The truth is hard to face: our education system is producing graduates who are not learning deeply. And that failure begins early. The foundation of literacy and numeracy are built in the first few years of school, what we call Key Stage 1, which encompasses Kindergarten through Grade 3. This is where comprehension, critical thinking, and problem-solving should begin to take root. But instead, this stage is often treated as procedural formality. By the time they reach higher grades, they may be able to decode letters ad words, but not truly understand them. If children do not master these skills by Grade 3, the cracks in their learning only grow wider as they progress through school. 

This failure of foundational learning is not just a technical failure, it is, as economist and philosopher Amartya Sen would put it, a failure of capability. Sen argues that true development lies in expanding real freedoms that people enjoy, and education, particularly literacy, is a foundational freedom. Literacy is not just about reading words, it is about expanding one’s ability to navigate the world, make informed choices, and participate meaningfully in society. Without functional literacy, the door to other capabilities–employment, political voice, health, dignity–remains closed. 

Sen reminds us of that economic growth alone cannot guarantee progress and development.

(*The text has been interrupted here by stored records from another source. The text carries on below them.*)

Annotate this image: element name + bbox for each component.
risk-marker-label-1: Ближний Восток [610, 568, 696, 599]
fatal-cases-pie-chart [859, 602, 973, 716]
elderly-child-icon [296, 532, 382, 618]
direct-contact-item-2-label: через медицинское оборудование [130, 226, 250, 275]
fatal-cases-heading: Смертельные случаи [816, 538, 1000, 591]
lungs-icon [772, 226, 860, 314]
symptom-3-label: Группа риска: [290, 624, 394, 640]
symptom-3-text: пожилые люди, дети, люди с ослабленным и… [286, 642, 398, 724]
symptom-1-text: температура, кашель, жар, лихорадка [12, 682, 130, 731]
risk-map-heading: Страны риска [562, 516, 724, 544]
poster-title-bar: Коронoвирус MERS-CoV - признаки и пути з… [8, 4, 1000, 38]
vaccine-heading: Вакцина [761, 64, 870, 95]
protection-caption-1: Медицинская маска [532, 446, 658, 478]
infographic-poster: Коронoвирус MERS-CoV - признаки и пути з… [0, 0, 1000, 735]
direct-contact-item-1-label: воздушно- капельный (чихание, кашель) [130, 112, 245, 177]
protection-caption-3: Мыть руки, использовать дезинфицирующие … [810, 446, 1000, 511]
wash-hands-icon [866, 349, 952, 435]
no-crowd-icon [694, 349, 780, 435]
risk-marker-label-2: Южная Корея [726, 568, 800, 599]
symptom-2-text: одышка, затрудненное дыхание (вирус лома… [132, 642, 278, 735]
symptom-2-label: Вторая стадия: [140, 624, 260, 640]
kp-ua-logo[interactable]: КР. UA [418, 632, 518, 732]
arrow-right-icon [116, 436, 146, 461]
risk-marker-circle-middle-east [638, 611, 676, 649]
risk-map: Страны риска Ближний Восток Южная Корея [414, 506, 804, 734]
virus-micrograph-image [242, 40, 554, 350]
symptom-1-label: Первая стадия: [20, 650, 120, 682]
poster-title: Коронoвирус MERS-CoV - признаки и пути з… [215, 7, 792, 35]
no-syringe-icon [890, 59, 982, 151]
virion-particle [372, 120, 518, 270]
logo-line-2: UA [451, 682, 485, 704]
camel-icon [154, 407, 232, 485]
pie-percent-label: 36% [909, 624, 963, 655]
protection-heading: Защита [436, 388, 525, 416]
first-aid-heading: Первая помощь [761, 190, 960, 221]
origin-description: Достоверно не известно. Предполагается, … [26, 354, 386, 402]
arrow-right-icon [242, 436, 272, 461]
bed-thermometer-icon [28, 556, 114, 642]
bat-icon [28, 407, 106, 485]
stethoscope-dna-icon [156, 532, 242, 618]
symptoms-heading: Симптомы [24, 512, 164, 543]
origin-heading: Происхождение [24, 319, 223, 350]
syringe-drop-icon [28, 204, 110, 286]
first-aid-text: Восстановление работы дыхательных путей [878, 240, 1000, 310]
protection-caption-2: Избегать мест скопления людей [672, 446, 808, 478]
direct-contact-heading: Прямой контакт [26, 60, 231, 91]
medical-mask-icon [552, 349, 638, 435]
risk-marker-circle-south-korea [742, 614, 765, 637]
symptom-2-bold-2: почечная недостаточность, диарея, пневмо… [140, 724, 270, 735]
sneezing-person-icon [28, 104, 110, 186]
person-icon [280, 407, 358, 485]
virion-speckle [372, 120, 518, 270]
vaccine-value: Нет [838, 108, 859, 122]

Likewise, increasing school participation or graduation rates cannot guarantee educational achievement. We must ask: what can our learners do with what they’ve learned? Are they gaining the capabilities they need to live the lives they have reason to value?

FLEMMS pulls back the curtain. It tells us that our problem is not just about poverty, internet access, or teacher shortages although all these matter. At the core, our crisis is about quality and coherence in foundational learning. We’ve focused so much on pushing students through the system that we’ve forgotten to ask whether they’re actually learning.

 This is not a call to despair; it is a call to refocus. We must make Key Stage 1 a national priority. That means better teacher training specifically for early grade instruction. It means redesigning our curriculum to emphasize deep understanding over shallow coverage. It means investing in learning assessments that tell us how well students are learning, not just whether they showed up.

Let’s also reframe how we talk about literacy. It is not simply the ability to read a sign or write your name, it is also the ability to make sense of the world. It is knowing what a medicine label means, or how to interpret a job contract, or why a news article matters. It’s the foundation not just of academic success, but of human dignity and democratic participation.

 If we want to improve PISA scores, if we want to raise a generation of critical thinkers and lifelong learners, we must start where it counts: in the earliest years, in the quiet corners of Grade 1 classrooms across the country. Let’s listen to what the data is telling us, and act accordingly. Because if nearly 19 million high school graduates cannot read with understanding, the real test is not on them. It’s on us.